Rogue Planet, though…that technique won’t suffice for Rogue Planet.  When I first did the rough outline for the story, I thought it could.  It’s set far enough in the future, and little enough of the focus is on Earth, that I thought I could largely get away without considering world politics, crewmember origins, how events conspired to produce the present which the book depicts, et cetera.  Going back and creating detailed fact sheets for all of the crewmembers, though, I realized I was wrong.  I couldn’t ignore such factors completely, or my crew would be terribly bland, and my plot would be ungrounded.  As I’ve been tumbling the story around in the story idea melanger at the back of my head while I’ve been working on Golems and Kings, I’ve realized I need to commit to the real-world setting, or to developing a whole alternative world.
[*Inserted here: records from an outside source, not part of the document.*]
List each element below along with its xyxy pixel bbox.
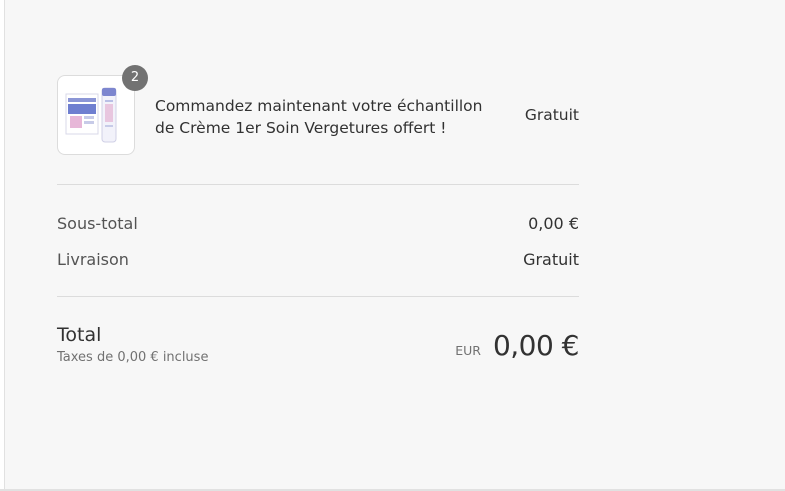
shipping-label: Livraison — [57, 250, 129, 269]
product-thumbnail — [57, 75, 135, 155]
shipping-row: Livraison Gratuit — [57, 250, 579, 269]
subtotal-value: 0,00 € — [528, 214, 579, 233]
quantity-badge: 2 — [122, 65, 148, 91]
total-label: Total — [57, 324, 102, 346]
product-title: Commandez maintenant votre échantillon d… — [155, 97, 483, 137]
panel-left-border — [0, 0, 5, 491]
total-amount-group: EUR 0,00 € — [455, 329, 579, 362]
currency-code: EUR — [455, 343, 481, 358]
divider — [57, 184, 579, 185]
total-amount: 0,00 € — [492, 329, 580, 362]
tax-note: Taxes de 0,00 € incluse — [57, 350, 209, 365]
line-item: 2 Commandez maintenant votre échantillon… — [57, 65, 579, 157]
subtotal-label: Sous-total — [57, 214, 138, 233]
divider — [57, 296, 579, 297]
shipping-value: Gratuit — [523, 250, 579, 269]
subtotal-row: Sous-total 0,00 € — [57, 214, 579, 233]
product-price: Gratuit — [524, 106, 579, 124]
product-image — [65, 87, 117, 143]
I will almost certainly choose the real-world option for the story.  It works better for the story I’m trying to tell with Rogue Planet, and keeps the focus where it should be.  There’s already plenty to juggle with the enormous main cast of characters without adding the additional need to adequately communicate interesting worldbuilding which would ultimately prove to be more of a distraction to the story than an asset.  My solution is to take a page out of those classic science fiction novels, and simply try not to overthink my extrapolations into the future.  After all, I’m writing a science fiction book, not a book of prophecies.  Avoiding brand names and contemporary slang to the greatest extent possible helps reduce the temporal dissonance, too.

Since it’s set an indeterminate but not insignificant number of years in the future, I suppose there’s an argument to be made that Rogue Planet isn’t exactly set in the “real world.”  The world changes quickly, and writing about the future has less of a requirement for facts and research than writing about the past.  However, it still must be grounded in a believable way, and it will necessarily come with baggage.  Nobody has preconceived notions about how some alternative world will evolve over a few millennia, but every single reader will bring into the story ideas about what they think the future will be like, and that’s an additional element of the story experience I will have to manage.  As I said, this kind of writing is complicated.  Sometimes, though, it’s worth handling that complexity to tell a particular story.